Norway closes its main air base north of the Arctic Circle

F-16s stationed in Bodø since the 1950s as part of NATO’s Quick Reaction Alert will fly their final mission on January 6.

Two F-16s from the 132 Air Wing at Bodø Air Station take to the skies. (Torbjørn Kjosvold / Forsvaret via The Independent Barents Observer)

Fighter jets have been stationed at Bodø since 1955 and the air base was Norway’s most important throughout the Cold War and until today.

Located some 80 kilometers north of the Arctic Circle, Bodø is strategically placed on the coast to the Norwegian Sea and in short flying distance to guard the northern air space against Russian military aviation flying out from the Kola Peninsula.

The closure of the air base also marks the end to 40 years of F-16 as the main fighter jet in the Norwegian Air Force.

The new fleet of F-35s is based at Ørland Air Base in southern Norway, but a few will also serve as NATO’s new QRA at Evenes Air Station near Harstad in the north. So far, 24 of 52 new F-35 have arrived in Norway. By 2025, all the new planes will be in service.

On January 6, the F-35 fighter jets will launch an active QRA for NATO from Evenes and the last two F-16 from Bodø will fly their last mission, marking the official end to Bodø Air Base as home to the fighter jets.

One of the two F-16s will return to Bodø and remain as a museum exhibit at the town’s Aviation Museum.

“Integrating the modern fifth-generation F-35 fighter aircraft into the 24/7 mission of safeguarding the skies at home and abroad is a quantum boost. When emergency preparedness and QRA are flown out of Evenes next year, the Royal Norwegian Air Force will provide more networked and capable fighter assets to the mission. The F-35 has an onboard information system from a completely different generation and a situational overview of the airspace that is significantly superior to that of the F-16. Norwegian F-35s have already flown missions — in Norway and in Iceland — in a NATO context. They have proven their compatibility and integration with NATO Air Command and Control,” said Lt. Colonel Tron Strand, Commander 132 Air Wing, in a statement posted on the alliance’s portal.

Joint mission with B-2 

A few of the F-35s have already been on training missions from Evenes, including in September last year when flying together with U.S. Air Force B-2 bombers over the Norwegian Sea.

In March and April, Norway will host its biggest military drill inside the Arctic Circle since the Cold War. About 40,000 soldiers will take part when exercise Cold Response 2022 kicks off in the Ofoten area in partnership with Norway’s NATO allies. During the exercise, Evenes Airport will play a key role.

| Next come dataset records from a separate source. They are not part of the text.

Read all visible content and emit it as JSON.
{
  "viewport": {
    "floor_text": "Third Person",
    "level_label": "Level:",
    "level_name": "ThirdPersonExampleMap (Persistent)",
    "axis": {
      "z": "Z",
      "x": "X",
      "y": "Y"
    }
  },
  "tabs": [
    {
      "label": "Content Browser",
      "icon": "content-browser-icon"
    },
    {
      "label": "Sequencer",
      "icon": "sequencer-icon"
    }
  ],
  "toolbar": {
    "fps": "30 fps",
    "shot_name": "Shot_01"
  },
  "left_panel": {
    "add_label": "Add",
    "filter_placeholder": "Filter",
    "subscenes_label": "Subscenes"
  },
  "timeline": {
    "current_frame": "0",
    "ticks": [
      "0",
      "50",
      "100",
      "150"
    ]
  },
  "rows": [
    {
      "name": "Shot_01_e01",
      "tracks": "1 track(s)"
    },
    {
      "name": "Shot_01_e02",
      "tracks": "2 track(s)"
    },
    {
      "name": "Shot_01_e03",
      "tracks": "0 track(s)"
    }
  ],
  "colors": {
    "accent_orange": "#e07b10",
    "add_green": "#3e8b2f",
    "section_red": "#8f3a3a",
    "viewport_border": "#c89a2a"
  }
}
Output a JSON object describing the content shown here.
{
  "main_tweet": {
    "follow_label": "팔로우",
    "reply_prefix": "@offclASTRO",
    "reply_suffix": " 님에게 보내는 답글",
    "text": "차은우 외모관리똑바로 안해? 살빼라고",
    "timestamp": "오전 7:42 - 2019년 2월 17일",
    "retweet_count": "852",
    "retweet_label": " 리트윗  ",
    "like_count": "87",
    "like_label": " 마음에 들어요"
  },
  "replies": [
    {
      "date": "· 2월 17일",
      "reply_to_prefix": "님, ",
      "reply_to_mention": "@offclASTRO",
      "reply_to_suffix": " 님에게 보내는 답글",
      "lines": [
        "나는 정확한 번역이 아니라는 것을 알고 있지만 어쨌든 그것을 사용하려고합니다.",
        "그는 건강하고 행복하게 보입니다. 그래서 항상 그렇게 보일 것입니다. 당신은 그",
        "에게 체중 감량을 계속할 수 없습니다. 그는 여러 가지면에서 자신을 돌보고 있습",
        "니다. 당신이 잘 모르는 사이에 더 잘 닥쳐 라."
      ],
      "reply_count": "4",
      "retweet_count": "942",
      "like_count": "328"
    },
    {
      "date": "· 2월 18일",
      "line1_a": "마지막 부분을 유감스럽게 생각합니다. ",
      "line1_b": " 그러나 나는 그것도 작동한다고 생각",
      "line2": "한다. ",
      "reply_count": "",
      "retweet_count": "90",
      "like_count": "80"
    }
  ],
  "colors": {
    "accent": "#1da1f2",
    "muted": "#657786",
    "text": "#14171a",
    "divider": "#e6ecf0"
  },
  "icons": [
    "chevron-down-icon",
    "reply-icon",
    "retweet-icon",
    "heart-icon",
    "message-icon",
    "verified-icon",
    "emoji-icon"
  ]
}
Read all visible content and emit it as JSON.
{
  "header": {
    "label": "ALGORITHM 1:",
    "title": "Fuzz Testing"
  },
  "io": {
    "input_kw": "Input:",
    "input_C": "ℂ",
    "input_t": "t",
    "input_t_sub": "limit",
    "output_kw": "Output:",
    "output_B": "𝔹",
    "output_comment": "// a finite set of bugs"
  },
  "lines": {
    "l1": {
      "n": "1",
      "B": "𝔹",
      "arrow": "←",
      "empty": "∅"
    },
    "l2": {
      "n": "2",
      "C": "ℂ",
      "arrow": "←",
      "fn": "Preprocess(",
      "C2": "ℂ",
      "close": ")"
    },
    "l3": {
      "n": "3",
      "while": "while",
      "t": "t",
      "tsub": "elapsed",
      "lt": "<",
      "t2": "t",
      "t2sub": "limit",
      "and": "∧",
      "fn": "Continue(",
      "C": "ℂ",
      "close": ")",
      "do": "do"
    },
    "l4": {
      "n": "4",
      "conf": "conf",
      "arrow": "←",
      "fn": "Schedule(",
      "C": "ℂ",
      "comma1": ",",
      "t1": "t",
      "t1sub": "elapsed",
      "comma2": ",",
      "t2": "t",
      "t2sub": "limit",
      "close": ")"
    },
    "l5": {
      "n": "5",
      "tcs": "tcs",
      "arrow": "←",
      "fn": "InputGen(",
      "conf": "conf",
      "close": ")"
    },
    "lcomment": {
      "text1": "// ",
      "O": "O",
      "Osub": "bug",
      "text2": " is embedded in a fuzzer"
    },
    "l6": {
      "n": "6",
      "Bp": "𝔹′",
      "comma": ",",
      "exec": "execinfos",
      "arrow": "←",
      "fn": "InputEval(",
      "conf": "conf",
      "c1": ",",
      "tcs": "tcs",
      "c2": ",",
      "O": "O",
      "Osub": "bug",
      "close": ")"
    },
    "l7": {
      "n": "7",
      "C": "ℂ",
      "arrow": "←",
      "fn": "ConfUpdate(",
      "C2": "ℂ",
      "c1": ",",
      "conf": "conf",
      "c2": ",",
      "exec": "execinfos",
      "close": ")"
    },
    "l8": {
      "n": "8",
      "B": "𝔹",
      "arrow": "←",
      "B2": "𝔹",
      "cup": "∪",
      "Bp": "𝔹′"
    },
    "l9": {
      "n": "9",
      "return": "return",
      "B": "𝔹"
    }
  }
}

In addition to NATO members, also Finland and Sweden are to take part in the exercise. Before Christmas, the Finnish Government announced its decision to buy 64 of the F-35 Joint Strike Fighter to replace the country’s current fleet of F/A-18 Hornets.

Nordic interoperability 

In a policy brief for the Norwegian Institute of International Affairs, former Executive Officer and F-16 pilot at Bodø Air Base, Colonel Per Erik Solli (retired) highlights that Finland’s decision to buy the F-35 is a move towards greater interoperability across the Nordics.

“The decision paves the way for further regional cooperation on air power in the years ahead,” Per Erik Solli states.

“For more than a decade, the Nordic countries’ fighter forces have cooperated closely through the Cross Border Training regime as well as tactical and joint multinational exercises. This cooperation has become intertwined with broader regional security and defense integration since 2014,” Solli and co-author Øystein Solvang write.

Like Finland and Norway, also the Danish Air Force is buying F-35 and expects the first planes to arrive in 2023.

Meanwhile, the airport in Bodø will continue to serve civilian air traffic and still be home to 330 Squadron of SAR helicopters operating under the management of the Joint Rescue Coordination Center of Northern Norway.